Mas ganhou a vida como polícia, curiosamente do lado da lei...

Pois é. Ele era inspetor da Guarda Municipal. Trabalhava na Urca, onde era procurado pelos cantores, que sempre sabiam onde encontrá-lo. Estava de farda e quepe, no serviço, mas volta e meia ensinava música, em plena rua, aos intérpretes que iam atrás dele. Nelson Gonçalves, Gilberto Milfont, Quaro Ases e um Coringa, Chico Alves... Esse era um que não saía lá de casa. Foram muitas músicas de sucesso em carnaval!

Qual sua preferida?

Ah, Tristeza, que foi a última música dele, e Alá-lá-ô, que é minha marcha preferida. Mas é difícil escolher, viu? Foram mais de 600 músicas, muitas delas campeãs do carnaval. Se ele gravava umas 15 em cada ano, imagine quantas músicas ficaram da década de 30 até 1965!
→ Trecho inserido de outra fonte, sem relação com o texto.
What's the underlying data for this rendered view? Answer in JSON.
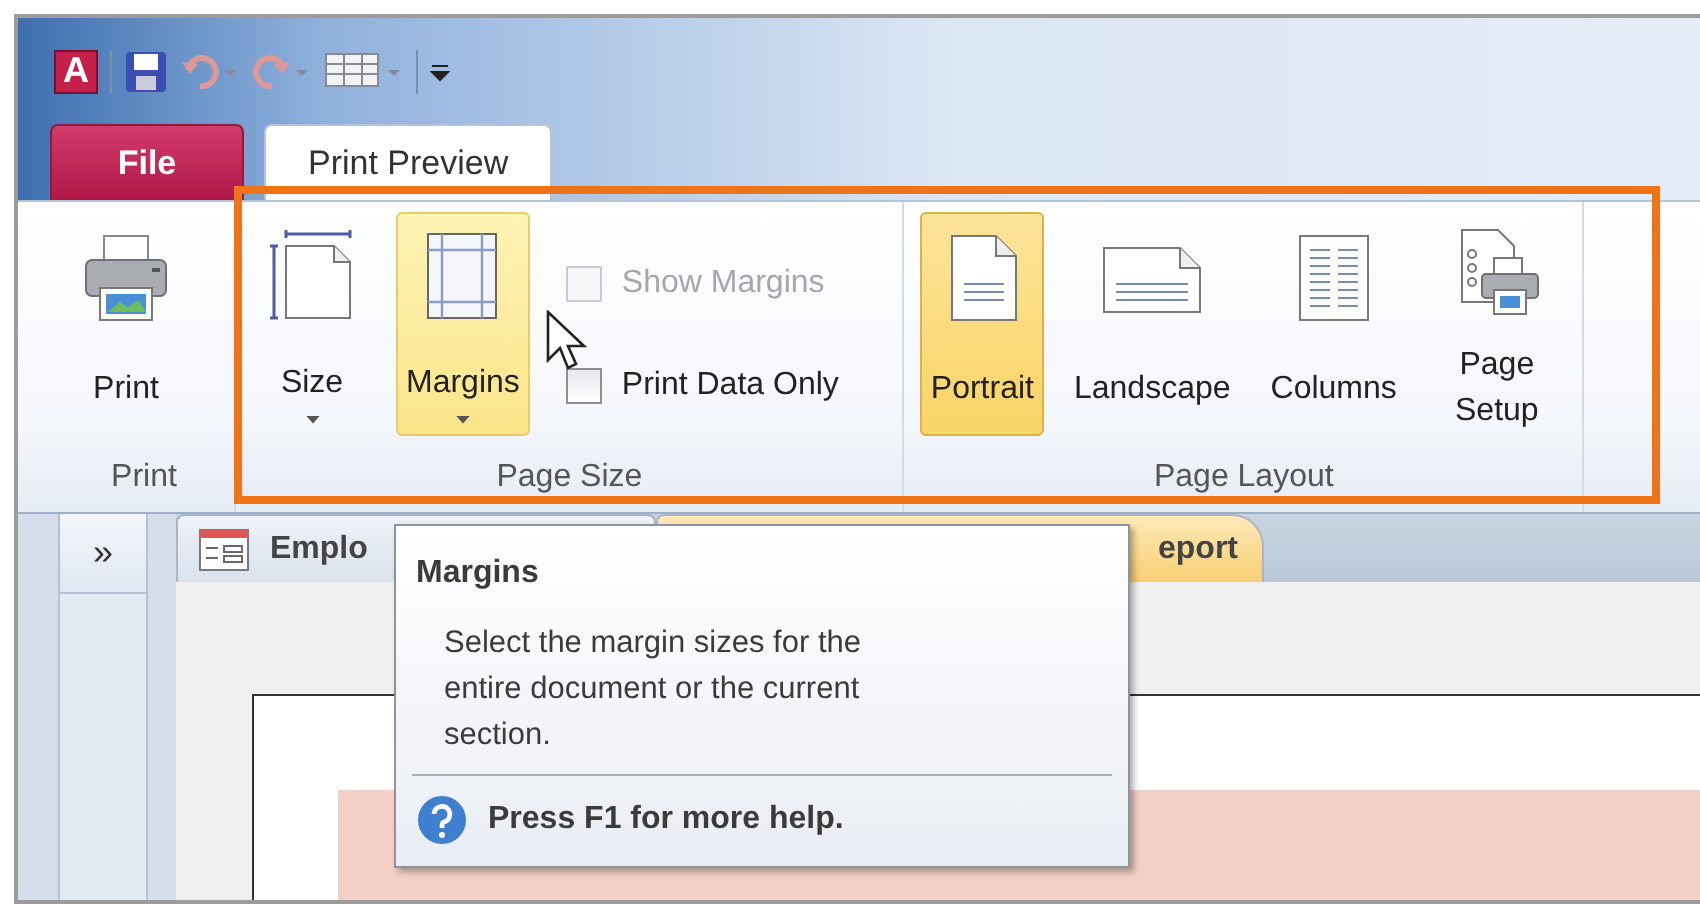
{
  "title_bar": {
    "app_logo": "A"
  },
  "tabs": [
    {
      "label": "File",
      "kind": "file",
      "selected": false
    },
    {
      "label": "Print Preview",
      "kind": "tab",
      "selected": true
    }
  ],
  "ribbon": {
    "groups": [
      {
        "label": "Print",
        "items": [
          {
            "kind": "large",
            "label": "Print",
            "dropdown": false,
            "selected": false,
            "hovered": false
          }
        ]
      },
      {
        "label": "Page Size",
        "items": [
          {
            "kind": "large",
            "label": "Size",
            "dropdown": true,
            "selected": false,
            "hovered": false
          },
          {
            "kind": "large",
            "label": "Margins",
            "dropdown": true,
            "selected": false,
            "hovered": true
          },
          {
            "kind": "checks",
            "checks": [
              {
                "label": "Show Margins",
                "checked": false,
                "disabled": true
              },
              {
                "label": "Print Data Only",
                "checked": false,
                "disabled": false
              }
            ]
          }
        ]
      },
      {
        "label": "Page Layout",
        "items": [
          {
            "kind": "large",
            "label": "Portrait",
            "dropdown": false,
            "selected": true,
            "hovered": false
          },
          {
            "kind": "large",
            "label": "Landscape",
            "dropdown": false,
            "selected": false,
            "hovered": false
          },
          {
            "kind": "large",
            "label": "Columns",
            "dropdown": false,
            "selected": false,
            "hovered": false
          },
          {
            "kind": "large",
            "label": "Page Setup",
            "dropdown": false,
            "selected": false,
            "hovered": false
          }
        ]
      }
    ]
  },
  "navigation_pane": {
    "toggle": "»"
  },
  "document_tabs": [
    {
      "label": "Emplo",
      "selected": false
    },
    {
      "label": "eport",
      "selected": true
    }
  ],
  "tooltip": {
    "title": "Margins",
    "description": "Select the margin sizes for the entire document or the current section.",
    "help": "Press F1 for more help."
  }
}
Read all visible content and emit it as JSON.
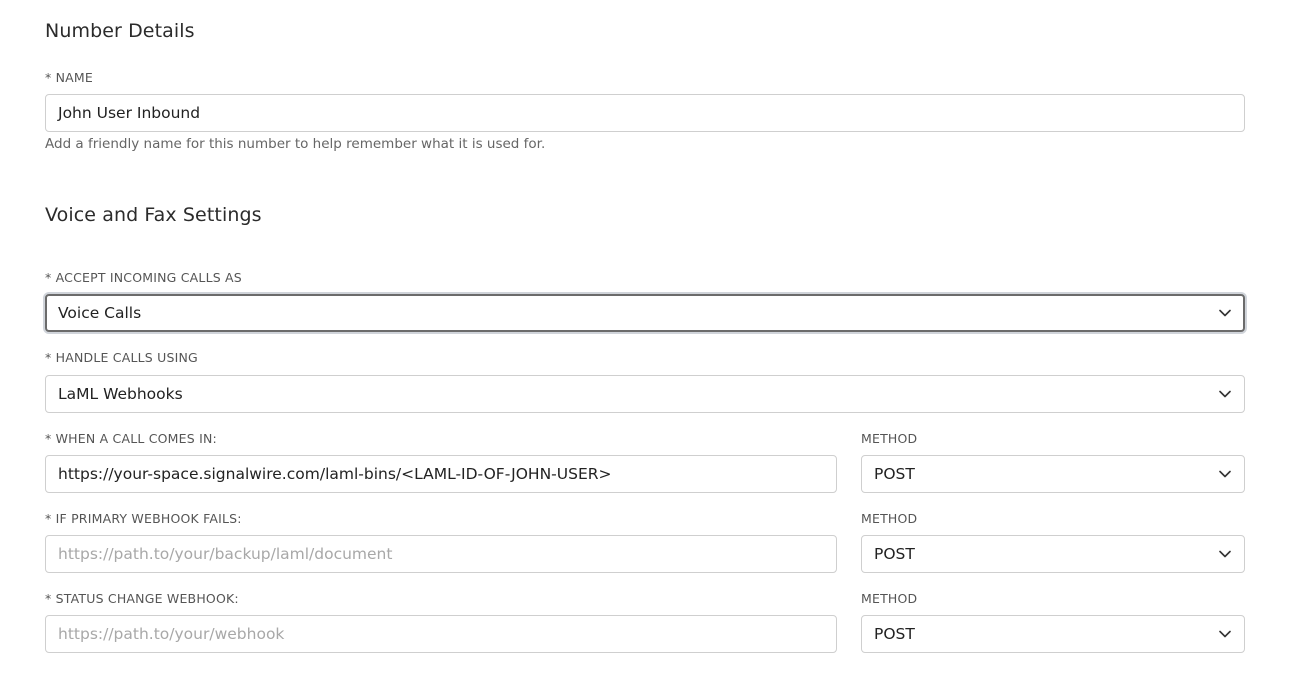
{
  "number_details": {
    "title": "Number Details",
    "name_label": "* NAME",
    "name_value": "John User Inbound",
    "name_help": "Add a friendly name for this number to help remember what it is used for."
  },
  "voice_fax": {
    "title": "Voice and Fax Settings",
    "accept_label": "* ACCEPT INCOMING CALLS AS",
    "accept_value": "Voice Calls",
    "handle_label": "* HANDLE CALLS USING",
    "handle_value": "LaML Webhooks",
    "call_comes_in_label": "* WHEN A CALL COMES IN:",
    "call_comes_in_value": "https://your-space.signalwire.com/laml-bins/<LAML-ID-OF-JOHN-USER>",
    "method_label_1": "METHOD",
    "method_value_1": "POST",
    "primary_fails_label": "* IF PRIMARY WEBHOOK FAILS:",
    "primary_fails_placeholder": "https://path.to/your/backup/laml/document",
    "method_label_2": "METHOD",
    "method_value_2": "POST",
    "status_change_label": "* STATUS CHANGE WEBHOOK:",
    "status_change_placeholder": "https://path.to/your/webhook",
    "method_label_3": "METHOD",
    "method_value_3": "POST"
  },
  "icons": {
    "dropdown": "chevron-down-icon"
  }
}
Quais as músicas mais executadas dele?

Ah, sem dúvida, o primeiro lugar é Tristeza. Depois, Alá-lá-ô e Índio quer apito. E um pouquinho mais atrás, Pra seu governo e Serpentina. E ainda tem O sanfoneiro só tocava isso, que é uma das mais tocadas em época de São João.

A que você atribui tanto tempo fazendo sucesso?

Ah, ao talento dele, né? Logo que ele apareceu, veio propondo mudanças na estrutura da marchinha de carnaval, que na época, quando os mestres eram Lamartine Babo e Braguinha, eram maiores e mais elaboradas. Meu pai veio pouco depois, trazendo uma marcha mais enxuta, em 4 por 4, ou seja: quatro versos na primeira parte e quatro na segunda. Assim como depois dele ainda veio o João Roberto Kelly, com a marcha naquela batida que puxa o salão.

Os assuntos também tinham apelo popular...

Ele via assunto em tudo e o estalo vinha a qualquer hora. Às vezes, pintava a ideia no elevador do prédio da Sbacem... E desandava a batucar e a cantar. O ascensorista ficava maluco! E cantava com uma voz em falsete, lá em cima, no limite do agudo, como um instrumento de sopro. Daí o apelido Clarinete, usado pelos os amigos mais chegados. Mas tinha uma coisa: ele testava as músicas no Bloco da Bicharada, que ele comandava no Jardim Botânico, antes de serem gravadas para saber se iam fazer sucesso. Foi assim com Pra seu governo, Alá-lá-ô, Índio quer apito – que fez um sucesso enorme antes mesmo de ser gravada pelo Walter Levita. Antes do carnaval, todas fizeram sucesso no Jardim Botânico.

Era o bairro dele, né?

Era. Nasceu na Rua Pacheco Leão, na vila operária da fábrica de tecidos, onde meu avô trabalhava e onde ele trabalhou também, antes de virar guarda. E foi na escola da fábrica que meu pai estudou aprendeu música: piano, clarineta... Tocava mais ou menos, o suficiente para consumo próprio. Foi presidente do Carioca Esporte Clube, que está lá até hoje, na Rua Jardim Botânico. Comandava o Bloco da Bicharada, maior bloco do bairro por décadas, dos anos 30 até os 60. E morreu na Rua Faro, nº 40, onde morava em 1965. Um ataque cardíaco à uma da manhã, o cuco cantando. Morreu cedo, a dois dias de completar 55 anos.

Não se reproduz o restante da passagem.